Throughout, only the simplest mathematical tools have been used and considerable attention has been paid to the diagrams illustrating the text. I have devoted the first chapter to the proofs and numerical applications of the formulae of spherical trigonometry which form the mathematical foundation of the subsequent chapters. Although other formulae have been given for reference, I have limited myself to the use of the basic formulae only.
A writer of a textbook on Spherical Astronomy cannot avoid a certain measure of detailed reference to the principal astronomical instruments and, accordingly, general descriptions of instruments have been given in the appropriate places, usually with a simple discussion of the chief errors which must be taken into account in actual observational work.
In numerical applications, the almanac for 1931 has been used.

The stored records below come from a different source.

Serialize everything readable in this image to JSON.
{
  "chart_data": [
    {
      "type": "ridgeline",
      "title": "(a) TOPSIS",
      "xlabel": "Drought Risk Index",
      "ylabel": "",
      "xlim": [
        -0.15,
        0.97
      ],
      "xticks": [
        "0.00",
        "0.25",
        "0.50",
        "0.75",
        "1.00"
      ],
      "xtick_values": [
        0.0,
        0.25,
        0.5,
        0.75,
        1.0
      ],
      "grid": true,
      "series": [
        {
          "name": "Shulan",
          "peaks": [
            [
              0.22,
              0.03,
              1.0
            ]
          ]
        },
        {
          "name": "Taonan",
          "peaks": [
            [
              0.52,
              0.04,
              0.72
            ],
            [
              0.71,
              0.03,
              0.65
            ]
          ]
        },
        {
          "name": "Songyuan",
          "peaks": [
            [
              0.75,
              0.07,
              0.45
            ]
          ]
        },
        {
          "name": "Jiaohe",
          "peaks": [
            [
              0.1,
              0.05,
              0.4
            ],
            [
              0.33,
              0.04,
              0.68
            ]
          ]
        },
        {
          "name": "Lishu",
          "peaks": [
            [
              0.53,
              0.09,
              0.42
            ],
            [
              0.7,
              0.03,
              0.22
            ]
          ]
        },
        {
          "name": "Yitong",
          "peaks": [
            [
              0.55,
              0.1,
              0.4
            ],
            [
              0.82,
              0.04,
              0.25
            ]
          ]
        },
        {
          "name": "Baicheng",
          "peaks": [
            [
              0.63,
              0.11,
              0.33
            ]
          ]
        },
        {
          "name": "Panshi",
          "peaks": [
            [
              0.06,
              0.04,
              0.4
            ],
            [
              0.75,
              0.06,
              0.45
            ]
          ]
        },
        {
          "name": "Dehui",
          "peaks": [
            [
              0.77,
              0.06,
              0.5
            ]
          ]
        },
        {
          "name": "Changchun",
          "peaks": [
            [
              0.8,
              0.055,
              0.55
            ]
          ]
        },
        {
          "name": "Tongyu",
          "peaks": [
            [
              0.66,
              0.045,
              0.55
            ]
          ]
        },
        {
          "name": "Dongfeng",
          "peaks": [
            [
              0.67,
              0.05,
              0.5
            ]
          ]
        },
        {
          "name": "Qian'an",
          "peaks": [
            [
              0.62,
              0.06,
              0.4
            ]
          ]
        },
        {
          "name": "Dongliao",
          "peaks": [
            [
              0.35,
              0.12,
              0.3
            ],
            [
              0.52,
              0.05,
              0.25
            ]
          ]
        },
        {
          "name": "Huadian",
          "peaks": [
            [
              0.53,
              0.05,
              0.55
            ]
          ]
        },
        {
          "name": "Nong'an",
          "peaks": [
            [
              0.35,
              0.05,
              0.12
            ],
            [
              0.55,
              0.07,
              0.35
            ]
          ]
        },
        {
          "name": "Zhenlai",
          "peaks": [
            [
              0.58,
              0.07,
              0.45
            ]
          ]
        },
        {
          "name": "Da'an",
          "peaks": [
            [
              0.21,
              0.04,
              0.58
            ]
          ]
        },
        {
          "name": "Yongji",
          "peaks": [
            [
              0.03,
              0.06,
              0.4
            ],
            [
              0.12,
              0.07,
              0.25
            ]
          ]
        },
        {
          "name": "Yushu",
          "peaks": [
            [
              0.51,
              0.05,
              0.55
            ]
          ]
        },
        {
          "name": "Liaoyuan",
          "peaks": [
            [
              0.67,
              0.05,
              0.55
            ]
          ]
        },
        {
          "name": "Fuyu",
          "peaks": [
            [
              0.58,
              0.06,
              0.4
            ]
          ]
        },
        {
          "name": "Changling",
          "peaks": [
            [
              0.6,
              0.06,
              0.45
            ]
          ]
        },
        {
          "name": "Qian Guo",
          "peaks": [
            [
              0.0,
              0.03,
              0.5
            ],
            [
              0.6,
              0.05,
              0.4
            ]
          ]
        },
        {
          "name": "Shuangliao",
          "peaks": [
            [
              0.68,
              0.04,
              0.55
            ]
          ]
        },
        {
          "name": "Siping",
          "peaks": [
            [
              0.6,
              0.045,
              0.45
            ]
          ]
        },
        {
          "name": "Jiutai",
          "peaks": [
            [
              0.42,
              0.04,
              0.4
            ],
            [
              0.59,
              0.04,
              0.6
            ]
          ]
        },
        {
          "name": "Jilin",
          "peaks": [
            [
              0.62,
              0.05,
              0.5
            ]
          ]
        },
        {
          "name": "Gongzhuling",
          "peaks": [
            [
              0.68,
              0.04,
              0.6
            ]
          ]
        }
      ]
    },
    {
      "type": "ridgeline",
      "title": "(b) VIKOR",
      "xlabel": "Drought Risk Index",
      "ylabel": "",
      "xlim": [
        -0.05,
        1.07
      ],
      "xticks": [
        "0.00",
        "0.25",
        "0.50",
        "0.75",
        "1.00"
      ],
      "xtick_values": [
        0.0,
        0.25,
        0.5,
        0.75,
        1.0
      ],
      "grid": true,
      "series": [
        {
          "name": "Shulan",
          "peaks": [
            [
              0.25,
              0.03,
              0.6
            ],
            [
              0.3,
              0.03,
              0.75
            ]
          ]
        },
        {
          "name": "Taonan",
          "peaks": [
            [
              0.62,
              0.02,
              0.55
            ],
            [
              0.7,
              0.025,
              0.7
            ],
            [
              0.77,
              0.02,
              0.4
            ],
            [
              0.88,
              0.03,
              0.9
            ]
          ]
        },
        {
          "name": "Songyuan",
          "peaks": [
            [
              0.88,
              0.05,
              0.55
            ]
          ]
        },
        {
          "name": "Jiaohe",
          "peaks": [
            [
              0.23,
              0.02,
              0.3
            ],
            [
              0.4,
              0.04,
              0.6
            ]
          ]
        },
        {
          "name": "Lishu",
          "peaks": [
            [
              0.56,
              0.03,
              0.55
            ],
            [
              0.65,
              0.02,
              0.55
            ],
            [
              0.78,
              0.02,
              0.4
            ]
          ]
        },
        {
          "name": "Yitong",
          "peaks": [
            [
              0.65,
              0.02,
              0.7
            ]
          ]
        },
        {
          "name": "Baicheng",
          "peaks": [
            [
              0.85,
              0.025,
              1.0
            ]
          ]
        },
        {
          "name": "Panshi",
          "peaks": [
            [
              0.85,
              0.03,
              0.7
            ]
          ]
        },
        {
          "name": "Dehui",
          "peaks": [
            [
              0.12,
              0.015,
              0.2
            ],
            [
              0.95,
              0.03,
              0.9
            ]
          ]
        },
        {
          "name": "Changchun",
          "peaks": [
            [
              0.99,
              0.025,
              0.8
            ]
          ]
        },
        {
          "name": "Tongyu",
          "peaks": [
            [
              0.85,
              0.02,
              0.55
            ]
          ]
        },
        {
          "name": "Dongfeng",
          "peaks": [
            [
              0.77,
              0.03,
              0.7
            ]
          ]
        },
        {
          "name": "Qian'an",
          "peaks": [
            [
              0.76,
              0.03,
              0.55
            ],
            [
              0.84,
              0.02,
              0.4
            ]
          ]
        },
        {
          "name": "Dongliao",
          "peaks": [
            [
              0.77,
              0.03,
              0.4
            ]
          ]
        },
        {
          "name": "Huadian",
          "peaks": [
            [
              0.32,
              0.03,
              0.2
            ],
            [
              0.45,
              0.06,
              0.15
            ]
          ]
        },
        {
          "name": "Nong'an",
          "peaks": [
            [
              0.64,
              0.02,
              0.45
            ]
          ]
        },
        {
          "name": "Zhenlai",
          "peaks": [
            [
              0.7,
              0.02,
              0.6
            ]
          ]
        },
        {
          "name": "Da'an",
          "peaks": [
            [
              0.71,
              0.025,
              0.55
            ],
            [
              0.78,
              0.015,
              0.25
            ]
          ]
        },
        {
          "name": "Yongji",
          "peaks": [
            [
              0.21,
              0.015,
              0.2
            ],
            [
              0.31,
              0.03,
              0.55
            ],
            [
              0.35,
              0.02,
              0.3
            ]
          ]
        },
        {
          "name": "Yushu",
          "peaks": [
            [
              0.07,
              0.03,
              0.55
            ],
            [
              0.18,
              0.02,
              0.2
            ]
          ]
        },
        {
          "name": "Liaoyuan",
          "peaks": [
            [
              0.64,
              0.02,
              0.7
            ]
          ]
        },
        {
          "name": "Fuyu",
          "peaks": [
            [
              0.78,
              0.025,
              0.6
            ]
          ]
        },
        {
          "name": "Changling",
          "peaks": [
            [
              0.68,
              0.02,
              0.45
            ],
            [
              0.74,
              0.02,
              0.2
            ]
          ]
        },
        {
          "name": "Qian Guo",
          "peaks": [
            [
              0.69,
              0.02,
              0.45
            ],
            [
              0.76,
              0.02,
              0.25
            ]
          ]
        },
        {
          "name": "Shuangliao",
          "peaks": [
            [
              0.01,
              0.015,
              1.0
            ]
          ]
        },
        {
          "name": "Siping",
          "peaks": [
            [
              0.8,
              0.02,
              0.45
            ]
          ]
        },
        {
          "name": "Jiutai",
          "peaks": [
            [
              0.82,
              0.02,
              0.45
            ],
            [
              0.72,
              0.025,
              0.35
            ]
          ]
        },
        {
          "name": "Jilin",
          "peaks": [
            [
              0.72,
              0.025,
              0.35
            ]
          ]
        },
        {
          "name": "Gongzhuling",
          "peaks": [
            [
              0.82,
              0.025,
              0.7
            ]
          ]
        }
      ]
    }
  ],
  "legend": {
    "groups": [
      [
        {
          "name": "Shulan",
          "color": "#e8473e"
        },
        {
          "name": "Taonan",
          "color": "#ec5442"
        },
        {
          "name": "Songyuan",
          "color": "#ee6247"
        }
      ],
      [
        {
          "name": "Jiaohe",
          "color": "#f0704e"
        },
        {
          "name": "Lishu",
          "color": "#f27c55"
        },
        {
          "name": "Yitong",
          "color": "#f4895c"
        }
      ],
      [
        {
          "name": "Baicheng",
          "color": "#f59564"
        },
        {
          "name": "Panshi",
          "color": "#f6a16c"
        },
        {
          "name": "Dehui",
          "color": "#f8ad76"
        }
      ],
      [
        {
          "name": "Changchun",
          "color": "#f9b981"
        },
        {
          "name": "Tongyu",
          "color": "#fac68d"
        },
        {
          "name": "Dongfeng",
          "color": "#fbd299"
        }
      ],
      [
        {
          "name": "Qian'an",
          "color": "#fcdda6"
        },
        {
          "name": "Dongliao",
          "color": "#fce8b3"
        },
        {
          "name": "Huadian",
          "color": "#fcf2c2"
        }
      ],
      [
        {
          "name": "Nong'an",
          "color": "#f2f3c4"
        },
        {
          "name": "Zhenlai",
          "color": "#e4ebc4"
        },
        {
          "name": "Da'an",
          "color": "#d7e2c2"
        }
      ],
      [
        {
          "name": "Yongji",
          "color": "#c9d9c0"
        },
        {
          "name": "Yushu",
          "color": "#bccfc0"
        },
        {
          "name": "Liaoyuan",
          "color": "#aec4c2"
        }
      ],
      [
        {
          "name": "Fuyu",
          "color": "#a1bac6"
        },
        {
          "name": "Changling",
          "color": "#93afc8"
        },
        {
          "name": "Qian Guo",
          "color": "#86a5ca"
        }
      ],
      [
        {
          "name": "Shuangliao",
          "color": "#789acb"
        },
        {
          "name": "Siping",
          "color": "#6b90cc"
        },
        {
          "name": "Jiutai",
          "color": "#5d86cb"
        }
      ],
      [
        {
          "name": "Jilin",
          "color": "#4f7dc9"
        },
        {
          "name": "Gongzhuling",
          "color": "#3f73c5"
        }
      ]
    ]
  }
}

When we look at the stars on a clear night we have the familiar impression that they are all sparkling points of light, apparently situated on the surface of a vast sphere of which the individual observer is the centre. The eye, of course, fails to give any indication of the distances of the stars from us; however, it allows us to make some estimate of the angles subtended at the observer by any pairs of stars and, with suitable instruments, these angles can be measured with great precision. Spherical Astronomy is concerned essentially with the directions in which the stars are viewed, and it is convenient to define these directions in terms of the positions on the surface of a sphere— the celestial sphere—in which the straight lines, joining the observer to the stars, intersect this surface. It is in this sense that the usual expression “the position of a star on the celestial sphere” is to be interpreted. The radius of the sphere is entirely arbitrary. The foundation of Spherical Astronomy is the geometry of the sphere.
The spherical triangle.
Any plane passing through the centre of a sphere cuts the surface in a circle which is called a great circle. Any other plane intersecting the sphere but not passing through the centre will also cut the surface in a circle which, in this case, is called a small circle. In Fig. 1, EAB is a great circle, for its plane passes through O, the centre of the sphere. Let QOP be the diameter of the sphere perpendicular to the plane of the great circle EAB. Let R be any point in OP and suppose a plane drawn through R parallel to the plane of EAB; the surface of the sphere is then intersected in the small circle FCD. It follows from the construction that OP is also perpendicular to the plane of FCD. The extremities P and Q of the common perpendicular diameter QOP are called the poles of the great circle and of the parallel small circle.